The dir attribute

While most languages are written in text where characters flow from left to right, Hebrew and many Arabic languages are written from right to left. In some languages, including Hebrew and Arabic, numbers and other content is written left to right. Also, a multilingual document containing, for example, English and Hebrew, contains some text that flows left to right and other text that flows right to left.

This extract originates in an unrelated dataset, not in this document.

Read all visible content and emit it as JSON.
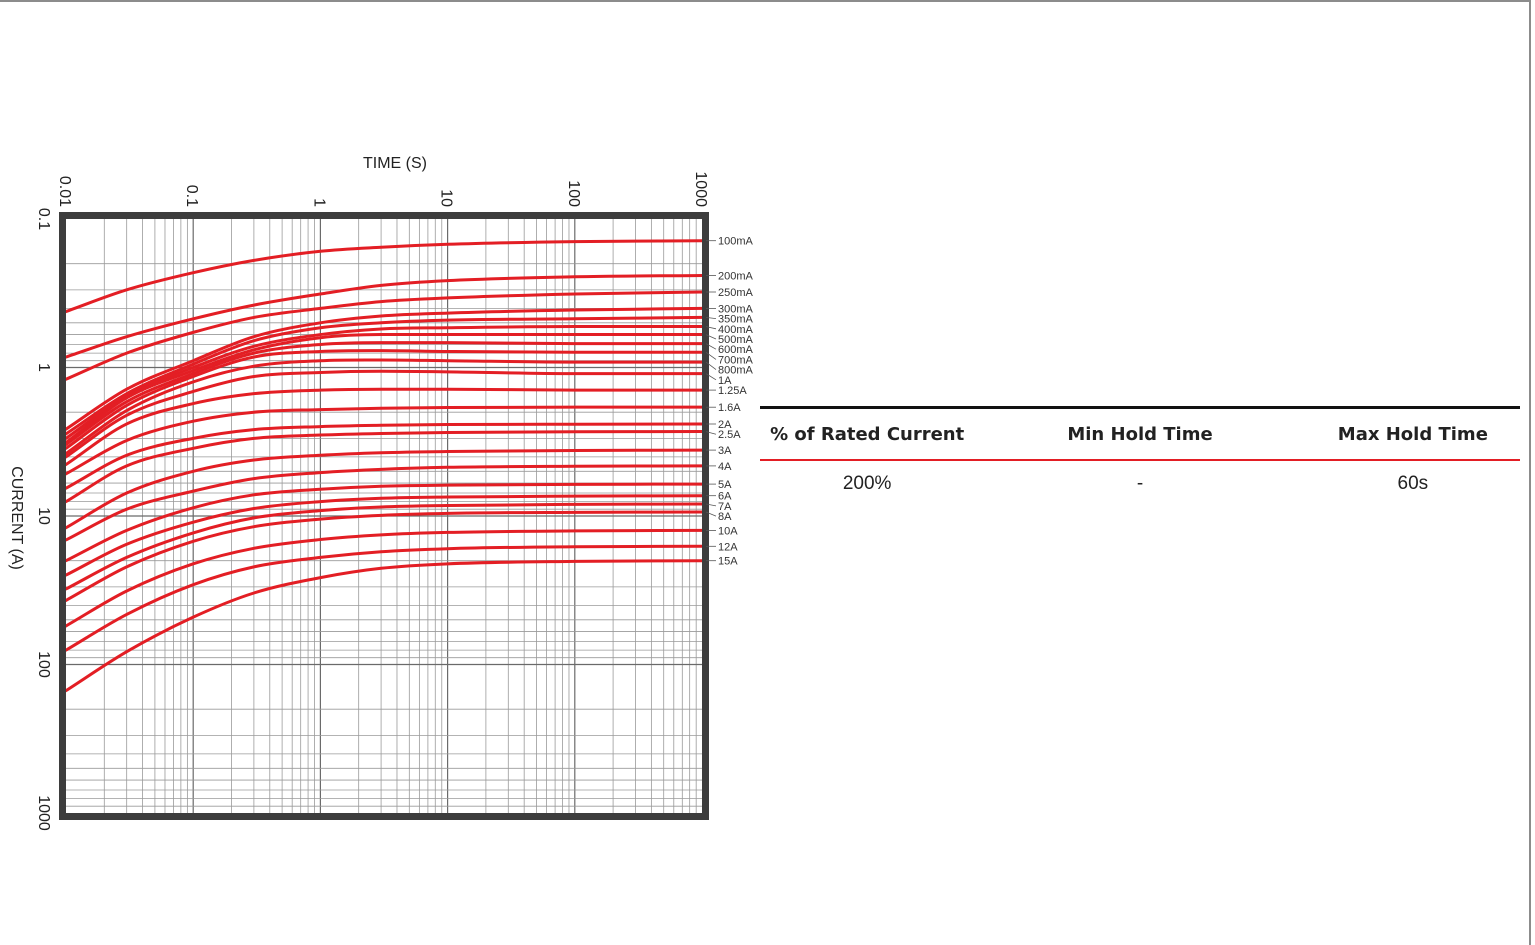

Text directionality is controlled by the following:
  1. Directionality explicitly set on the root element (via the dir attribute) or, when not set, assumed by the processing application.
  2. dir="ltr|rtl" attribute on an element that overrides the inherited direction. The specified direction overrides the Unicode bidirectional algorithm only on neutral Unicode characters (e.g. spaces and punctuation) in the element's content. The "ltr" and "rtl" values do not override the strongly bidirectional characters.
  3. dir="lro|rlo" attribute on an element. The specified direction overrides the Unicode bidirectional algorithm on all Unicode characters in the element's content.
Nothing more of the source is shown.